Essa situação se tornou ainda mais complexa após a apreensão de uma pistola Glock 9 mm, que, conforme admitido por Bolsonaro em depoimento, estava sob sua responsabilidade e permanecia em sua residência enquanto ele cumpria a pena. O episódio chamou a atenção de Moraes, que solicitou à Procuradoria-Geral da República (PGR) uma avaliação sobre a possibilidade de esse incidente influenciar as condições de sua prisão domiciliar. A arma foi encontrada em posse de um militar do Gabinete de Segurança Institucional (GSI) durante uma blitz no Distrito Federal.

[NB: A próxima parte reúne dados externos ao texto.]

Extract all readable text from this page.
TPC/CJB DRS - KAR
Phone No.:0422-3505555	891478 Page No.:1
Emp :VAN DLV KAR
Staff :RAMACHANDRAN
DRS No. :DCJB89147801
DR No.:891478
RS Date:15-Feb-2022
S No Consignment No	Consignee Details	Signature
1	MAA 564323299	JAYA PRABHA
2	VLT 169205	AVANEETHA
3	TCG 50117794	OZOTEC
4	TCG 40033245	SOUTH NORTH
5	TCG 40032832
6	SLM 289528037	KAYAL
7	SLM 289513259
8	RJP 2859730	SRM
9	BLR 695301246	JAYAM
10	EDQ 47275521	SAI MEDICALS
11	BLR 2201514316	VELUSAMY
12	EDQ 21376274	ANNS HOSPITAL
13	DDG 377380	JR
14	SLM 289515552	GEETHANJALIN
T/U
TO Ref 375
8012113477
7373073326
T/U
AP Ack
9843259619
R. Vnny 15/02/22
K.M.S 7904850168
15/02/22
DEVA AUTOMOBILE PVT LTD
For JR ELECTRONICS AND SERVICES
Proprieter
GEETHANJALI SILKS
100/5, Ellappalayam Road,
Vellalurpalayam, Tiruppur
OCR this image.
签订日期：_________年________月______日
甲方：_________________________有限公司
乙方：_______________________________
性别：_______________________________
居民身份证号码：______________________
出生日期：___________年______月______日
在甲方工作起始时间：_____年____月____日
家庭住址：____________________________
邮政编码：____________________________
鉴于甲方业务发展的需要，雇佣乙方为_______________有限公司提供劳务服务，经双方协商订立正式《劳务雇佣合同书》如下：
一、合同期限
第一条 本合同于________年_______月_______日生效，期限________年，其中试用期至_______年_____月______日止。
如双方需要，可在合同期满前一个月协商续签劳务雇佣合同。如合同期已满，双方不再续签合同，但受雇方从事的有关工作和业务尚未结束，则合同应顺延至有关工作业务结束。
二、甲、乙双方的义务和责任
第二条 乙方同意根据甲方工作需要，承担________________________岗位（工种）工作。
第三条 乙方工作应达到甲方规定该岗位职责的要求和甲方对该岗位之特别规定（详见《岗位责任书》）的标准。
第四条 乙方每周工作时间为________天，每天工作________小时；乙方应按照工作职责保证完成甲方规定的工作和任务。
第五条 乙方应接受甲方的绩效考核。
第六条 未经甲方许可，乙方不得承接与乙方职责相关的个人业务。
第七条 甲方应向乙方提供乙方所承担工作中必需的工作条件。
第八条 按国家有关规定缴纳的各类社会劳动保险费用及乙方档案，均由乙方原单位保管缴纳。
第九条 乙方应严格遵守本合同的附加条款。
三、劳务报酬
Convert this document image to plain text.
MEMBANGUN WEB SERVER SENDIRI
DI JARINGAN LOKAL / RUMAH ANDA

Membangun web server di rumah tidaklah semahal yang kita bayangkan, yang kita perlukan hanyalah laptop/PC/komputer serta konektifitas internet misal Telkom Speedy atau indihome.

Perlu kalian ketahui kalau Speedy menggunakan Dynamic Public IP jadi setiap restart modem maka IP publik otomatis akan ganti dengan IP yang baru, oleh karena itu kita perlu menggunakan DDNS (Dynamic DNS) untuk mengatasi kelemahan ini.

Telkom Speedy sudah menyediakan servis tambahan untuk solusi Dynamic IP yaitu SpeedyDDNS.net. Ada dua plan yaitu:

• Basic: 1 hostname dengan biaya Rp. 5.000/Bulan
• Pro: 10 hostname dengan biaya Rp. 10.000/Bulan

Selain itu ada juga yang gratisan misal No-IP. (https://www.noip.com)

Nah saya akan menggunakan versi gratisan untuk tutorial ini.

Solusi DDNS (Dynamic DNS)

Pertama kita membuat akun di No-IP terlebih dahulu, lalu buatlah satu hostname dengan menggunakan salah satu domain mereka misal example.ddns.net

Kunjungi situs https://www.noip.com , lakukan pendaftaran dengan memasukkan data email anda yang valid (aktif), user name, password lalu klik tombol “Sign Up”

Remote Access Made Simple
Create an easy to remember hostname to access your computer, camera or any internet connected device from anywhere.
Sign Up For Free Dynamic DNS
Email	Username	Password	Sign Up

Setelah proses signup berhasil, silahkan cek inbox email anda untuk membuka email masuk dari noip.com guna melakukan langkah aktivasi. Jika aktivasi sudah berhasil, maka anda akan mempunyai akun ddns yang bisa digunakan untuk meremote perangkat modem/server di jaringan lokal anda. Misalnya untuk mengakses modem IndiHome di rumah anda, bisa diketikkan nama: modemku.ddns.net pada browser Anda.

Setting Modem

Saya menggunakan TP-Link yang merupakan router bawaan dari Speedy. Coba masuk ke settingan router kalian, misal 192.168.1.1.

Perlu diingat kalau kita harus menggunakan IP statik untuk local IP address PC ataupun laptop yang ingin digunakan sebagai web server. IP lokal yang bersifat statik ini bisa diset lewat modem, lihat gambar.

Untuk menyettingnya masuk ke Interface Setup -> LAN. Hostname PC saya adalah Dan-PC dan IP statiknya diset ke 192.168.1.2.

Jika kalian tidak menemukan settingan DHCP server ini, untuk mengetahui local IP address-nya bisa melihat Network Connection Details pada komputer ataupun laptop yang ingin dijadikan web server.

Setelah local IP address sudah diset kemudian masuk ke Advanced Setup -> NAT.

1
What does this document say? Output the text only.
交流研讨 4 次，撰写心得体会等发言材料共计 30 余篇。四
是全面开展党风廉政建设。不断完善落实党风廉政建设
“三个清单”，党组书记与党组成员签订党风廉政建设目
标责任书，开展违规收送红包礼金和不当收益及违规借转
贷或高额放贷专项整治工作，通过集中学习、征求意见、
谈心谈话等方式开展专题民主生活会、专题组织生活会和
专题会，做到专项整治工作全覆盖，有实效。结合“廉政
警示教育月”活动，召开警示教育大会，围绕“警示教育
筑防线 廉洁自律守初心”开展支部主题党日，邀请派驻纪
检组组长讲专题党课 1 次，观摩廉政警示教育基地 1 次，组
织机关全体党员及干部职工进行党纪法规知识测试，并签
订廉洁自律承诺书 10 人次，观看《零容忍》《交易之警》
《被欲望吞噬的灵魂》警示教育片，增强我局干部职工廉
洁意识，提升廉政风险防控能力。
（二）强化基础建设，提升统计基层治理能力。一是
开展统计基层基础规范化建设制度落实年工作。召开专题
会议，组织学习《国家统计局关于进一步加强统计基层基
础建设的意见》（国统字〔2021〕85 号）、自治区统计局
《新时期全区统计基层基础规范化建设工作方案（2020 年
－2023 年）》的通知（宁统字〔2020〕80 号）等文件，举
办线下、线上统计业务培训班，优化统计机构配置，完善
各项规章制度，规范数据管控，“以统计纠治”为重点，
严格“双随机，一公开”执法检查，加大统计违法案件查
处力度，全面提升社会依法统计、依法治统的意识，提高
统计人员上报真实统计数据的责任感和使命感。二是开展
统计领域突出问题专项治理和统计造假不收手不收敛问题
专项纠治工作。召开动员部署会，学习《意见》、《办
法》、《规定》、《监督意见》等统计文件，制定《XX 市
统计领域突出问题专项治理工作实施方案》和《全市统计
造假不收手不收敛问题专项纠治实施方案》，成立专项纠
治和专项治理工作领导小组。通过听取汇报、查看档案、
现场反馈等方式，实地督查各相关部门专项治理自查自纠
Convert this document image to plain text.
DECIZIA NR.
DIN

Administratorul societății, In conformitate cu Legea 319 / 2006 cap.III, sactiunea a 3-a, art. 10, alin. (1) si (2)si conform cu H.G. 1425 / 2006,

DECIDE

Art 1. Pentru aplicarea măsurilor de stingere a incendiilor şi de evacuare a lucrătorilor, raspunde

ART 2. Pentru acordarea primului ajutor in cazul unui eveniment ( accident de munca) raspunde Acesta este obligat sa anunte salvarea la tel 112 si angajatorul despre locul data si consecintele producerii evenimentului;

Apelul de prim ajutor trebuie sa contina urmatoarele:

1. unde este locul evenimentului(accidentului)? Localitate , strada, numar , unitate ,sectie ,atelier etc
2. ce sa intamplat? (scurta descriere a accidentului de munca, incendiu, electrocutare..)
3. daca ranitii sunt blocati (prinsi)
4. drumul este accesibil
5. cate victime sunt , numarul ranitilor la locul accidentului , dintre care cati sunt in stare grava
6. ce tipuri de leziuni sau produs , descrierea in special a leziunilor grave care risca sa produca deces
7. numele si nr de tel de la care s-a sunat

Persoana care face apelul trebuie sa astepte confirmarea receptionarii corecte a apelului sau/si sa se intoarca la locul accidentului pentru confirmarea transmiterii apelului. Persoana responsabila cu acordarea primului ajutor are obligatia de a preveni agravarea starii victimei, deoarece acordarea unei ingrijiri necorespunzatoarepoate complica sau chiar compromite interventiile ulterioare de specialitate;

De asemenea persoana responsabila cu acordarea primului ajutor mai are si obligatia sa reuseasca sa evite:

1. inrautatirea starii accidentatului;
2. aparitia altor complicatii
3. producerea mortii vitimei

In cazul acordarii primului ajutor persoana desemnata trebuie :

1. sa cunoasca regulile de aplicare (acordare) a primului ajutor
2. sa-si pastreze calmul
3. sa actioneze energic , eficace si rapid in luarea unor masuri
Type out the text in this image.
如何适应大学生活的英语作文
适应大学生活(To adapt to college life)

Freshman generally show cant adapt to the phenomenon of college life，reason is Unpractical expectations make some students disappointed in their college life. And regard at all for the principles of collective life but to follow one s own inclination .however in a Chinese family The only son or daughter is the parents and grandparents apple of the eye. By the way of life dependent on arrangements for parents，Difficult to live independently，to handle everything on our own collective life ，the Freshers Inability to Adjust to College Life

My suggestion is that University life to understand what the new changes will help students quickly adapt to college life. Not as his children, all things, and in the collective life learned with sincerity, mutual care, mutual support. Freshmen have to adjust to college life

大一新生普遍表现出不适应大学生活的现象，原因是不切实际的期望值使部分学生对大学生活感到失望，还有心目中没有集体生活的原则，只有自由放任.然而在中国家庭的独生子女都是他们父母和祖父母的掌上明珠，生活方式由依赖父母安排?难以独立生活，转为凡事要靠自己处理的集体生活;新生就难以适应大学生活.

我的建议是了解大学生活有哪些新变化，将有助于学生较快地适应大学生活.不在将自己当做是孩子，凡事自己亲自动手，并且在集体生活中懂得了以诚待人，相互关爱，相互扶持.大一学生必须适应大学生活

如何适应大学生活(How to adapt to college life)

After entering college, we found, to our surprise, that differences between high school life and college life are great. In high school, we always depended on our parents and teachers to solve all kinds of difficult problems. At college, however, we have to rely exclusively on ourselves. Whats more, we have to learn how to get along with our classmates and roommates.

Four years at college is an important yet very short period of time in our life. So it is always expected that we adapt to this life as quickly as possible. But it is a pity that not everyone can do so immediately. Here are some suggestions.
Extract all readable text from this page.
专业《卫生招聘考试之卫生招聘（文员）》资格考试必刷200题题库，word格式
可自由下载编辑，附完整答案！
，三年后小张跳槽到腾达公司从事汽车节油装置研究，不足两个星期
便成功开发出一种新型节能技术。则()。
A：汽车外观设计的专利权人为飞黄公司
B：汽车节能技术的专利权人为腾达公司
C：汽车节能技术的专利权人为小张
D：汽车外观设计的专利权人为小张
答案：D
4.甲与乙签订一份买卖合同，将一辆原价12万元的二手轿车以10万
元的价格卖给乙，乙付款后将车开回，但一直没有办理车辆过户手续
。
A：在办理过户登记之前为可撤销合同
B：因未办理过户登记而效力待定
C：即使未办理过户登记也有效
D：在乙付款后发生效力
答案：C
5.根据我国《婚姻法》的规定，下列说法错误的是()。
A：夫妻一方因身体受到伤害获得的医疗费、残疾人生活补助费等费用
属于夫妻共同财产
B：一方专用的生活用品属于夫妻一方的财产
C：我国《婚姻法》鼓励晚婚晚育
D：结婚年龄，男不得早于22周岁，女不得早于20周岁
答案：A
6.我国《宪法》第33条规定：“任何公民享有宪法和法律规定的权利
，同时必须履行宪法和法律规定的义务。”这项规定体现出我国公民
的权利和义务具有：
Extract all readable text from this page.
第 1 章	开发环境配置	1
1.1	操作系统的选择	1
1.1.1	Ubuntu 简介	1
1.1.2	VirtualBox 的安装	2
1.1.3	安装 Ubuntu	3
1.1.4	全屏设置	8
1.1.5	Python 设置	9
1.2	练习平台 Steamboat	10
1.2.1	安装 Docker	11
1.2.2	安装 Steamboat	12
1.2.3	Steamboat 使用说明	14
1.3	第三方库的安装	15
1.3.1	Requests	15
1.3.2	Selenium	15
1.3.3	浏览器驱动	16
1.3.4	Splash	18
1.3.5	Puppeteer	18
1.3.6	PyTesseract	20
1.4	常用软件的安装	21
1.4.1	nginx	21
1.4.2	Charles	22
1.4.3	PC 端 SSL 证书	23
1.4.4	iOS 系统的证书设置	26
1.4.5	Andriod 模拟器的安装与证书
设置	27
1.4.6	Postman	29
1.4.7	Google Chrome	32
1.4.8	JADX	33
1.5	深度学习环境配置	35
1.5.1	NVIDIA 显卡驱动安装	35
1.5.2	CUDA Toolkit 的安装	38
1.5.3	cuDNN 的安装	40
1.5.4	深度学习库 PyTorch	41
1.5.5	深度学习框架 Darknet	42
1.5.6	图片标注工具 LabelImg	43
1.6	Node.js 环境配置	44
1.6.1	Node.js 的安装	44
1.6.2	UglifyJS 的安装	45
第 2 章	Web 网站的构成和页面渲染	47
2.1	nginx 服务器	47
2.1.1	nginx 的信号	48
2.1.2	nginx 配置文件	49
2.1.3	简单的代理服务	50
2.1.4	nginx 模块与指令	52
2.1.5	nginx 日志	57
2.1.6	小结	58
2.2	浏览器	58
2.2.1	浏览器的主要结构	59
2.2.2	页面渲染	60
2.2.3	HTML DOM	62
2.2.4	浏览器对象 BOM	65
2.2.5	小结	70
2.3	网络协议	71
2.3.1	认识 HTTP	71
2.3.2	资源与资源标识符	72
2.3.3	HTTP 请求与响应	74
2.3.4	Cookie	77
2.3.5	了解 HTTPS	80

A defesa enfatiza que, embora Bolsonaro esteja com seu estado de saúde considerado estável, isso não significa que suas condições de saúde estejam completamente resolvidas. O laudo médico aponta que a estabilidade deve ser mantida por meio de tratamentos rigorosos e acompanhamento Médico regular.
Este pedido de extensão da prisão domiciliar reflete não apenas questões jurídicas, mas também preocupações sobre a saúde e segurança do ex-presidente. A expectativa agora gira em torno da decisão de Moraes e as implicações que esta pode ter não apenas para Bolsonaro, mas também para o cenário político e jurídico do país.